Soul Coughing - Ruby Vroom (1994)
L'instrumentation sur Ruby Vroom consiste principalement en des batteries, de la guitare, et de la contrebasse, mais deux choses rendent cet album unique : 1. l'utilisation constante d'échantillons enregistrés et d'effets sonores et 2. le jeu de mots astucieux de M. Doughty. Comme les mouettes dans “Sugar Free Jazz,” ou l'enregistrement de répondeur de “Lemon Tree” jouant en arrière-plan de “Janine, l'album est expérimental dans son utilisation d'échantillons, de boucles, et d'effets sonores. De plus, Doughty déploie suffisamment d'activités poétiques pour remplir une thèse de doctorat. De quoi parlent les chansons n'est pas la bonne question à poser ici. Ses paroles sont abstraites, avec une plus grande emphase sur la façon dont les mots sonnent ensemble que sur ce qu'ils peuvent signifier (voir le b-side “Buddha Rhubarb Butter). C'est M. Doughty crachant de la poésie slam, rappe mélodiquement, et toujours en énonçant les consonnes finales des mots. On s'imagine la foule applaudissant en signe d'approbation pour Soul Coughing, l'un des grands groupes visionnaires des années 90.

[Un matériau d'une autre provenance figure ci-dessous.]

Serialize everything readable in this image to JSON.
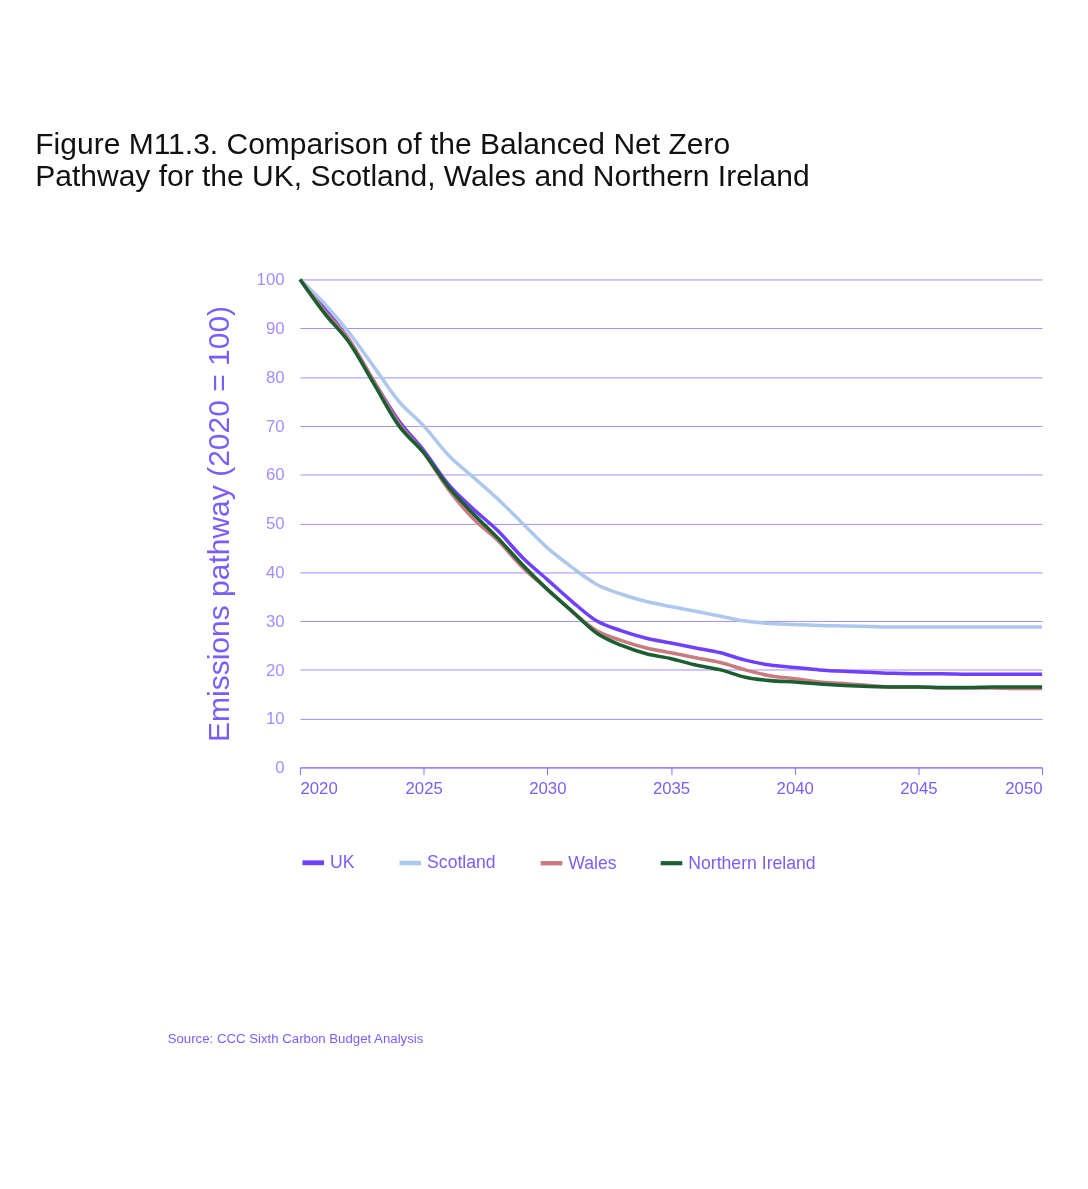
{
  "chart_data": {
    "type": "line",
    "title": "Figure M11.3. Comparison of the Balanced Net Zero\nPathway for the UK, Scotland, Wales and Northern Ireland",
    "ylabel": "Emissions pathway (2020 = 100)",
    "x": [
      2020,
      2021,
      2022,
      2023,
      2024,
      2025,
      2026,
      2027,
      2028,
      2029,
      2030,
      2031,
      2032,
      2033,
      2034,
      2035,
      2036,
      2037,
      2038,
      2039,
      2040,
      2041,
      2042,
      2043,
      2044,
      2045,
      2046,
      2047,
      2048,
      2049,
      2050
    ],
    "series": [
      {
        "name": "UK",
        "color": "#7040ff",
        "values": [
          100,
          94,
          87.5,
          79,
          71,
          65,
          58,
          53,
          48.5,
          43,
          38.5,
          34,
          30,
          28,
          26.5,
          25.5,
          24.5,
          23.5,
          22,
          21,
          20.5,
          20,
          19.7,
          19.5,
          19.3,
          19.2,
          19.2,
          19.1,
          19.1,
          19.1,
          19.1
        ]
      },
      {
        "name": "Scotland",
        "color": "#aec8ec",
        "values": [
          100,
          95,
          89,
          82,
          75,
          70,
          64,
          59.5,
          55,
          50,
          45,
          41,
          37.5,
          35.5,
          34,
          33,
          32,
          31,
          30,
          29.5,
          29.3,
          29.1,
          29,
          28.9,
          28.8,
          28.8,
          28.8,
          28.8,
          28.8,
          28.8,
          28.8
        ]
      },
      {
        "name": "Wales",
        "color": "#c97b80",
        "values": [
          100,
          93.5,
          87.5,
          79,
          70.5,
          64.5,
          57,
          51,
          46.5,
          41,
          36.5,
          32,
          28,
          26,
          24.5,
          23.5,
          22.5,
          21.5,
          20,
          18.8,
          18.2,
          17.5,
          17.2,
          16.8,
          16.5,
          16.5,
          16.3,
          16.3,
          16.3,
          16.2,
          16.2
        ]
      },
      {
        "name": "Northern Ireland",
        "color": "#1b5e30",
        "values": [
          100,
          93,
          87,
          78.5,
          70,
          64.5,
          57.5,
          52,
          47,
          41.5,
          36.5,
          32,
          27.5,
          25,
          23.3,
          22.3,
          21,
          20,
          18.5,
          17.8,
          17.5,
          17.1,
          16.8,
          16.6,
          16.5,
          16.5,
          16.4,
          16.4,
          16.5,
          16.5,
          16.5
        ]
      }
    ],
    "xlim": [
      2020,
      2050
    ],
    "xticks": [
      2020,
      2025,
      2030,
      2035,
      2040,
      2045,
      2050
    ],
    "ylim": [
      0,
      100
    ],
    "yticks": [
      0,
      10,
      20,
      30,
      40,
      50,
      60,
      70,
      80,
      90,
      100
    ],
    "grid": "y",
    "legend": "bottom",
    "marker": "none",
    "line_style": "solid",
    "annotations": [
      "Source: CCC Sixth Carbon Budget Analysis"
    ]
  }
}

Hum - You’d Prefer an Astronaut (1995)
De plusieurs manières, Hum est un groupe stellaire. Rempli de distorsion joyeuse, de batteries lourdes, et de paroles “nerdy” sur l'observation des oiseaux, les constellations, et l'euthanasie, You’d Prefer an Astronaut est un chef-d'œuvre du genre rock spatial. Des couches de guitares distordues donnent aux chansons une qualité atmosphérique, tandis que les paroles évoquent des images de science et de nature (“Mon bébé fait tourner des propulseurs, le système est prêt à exploser, elle est maintenant dans la voie lactée, explosant en neige”). “Why I Like the Robins” est un morceau particulièrement marquant. Il faut admettre que You’d Prefer an Astronaut a attiré un peu d'attention, grâce à la semi-popularité de “Stars” (“Elle pense qu'elle a raté le train pour Mars, elle est dehors en train de compter déformation étoiles”), mais c'est l'une des grandes déceptions du rock alternatif des années 90 que Hum a été à peine entendu à nouveau après que le successeur et dernier album, Downward is Heavenward, un grand album à part entière, n'ait pas répondu aux attentes de l'entreprise.
Levi est le correspondant de l'armée de l'air britannique pour Vinyl Me, Please. Oui, nous en avons un.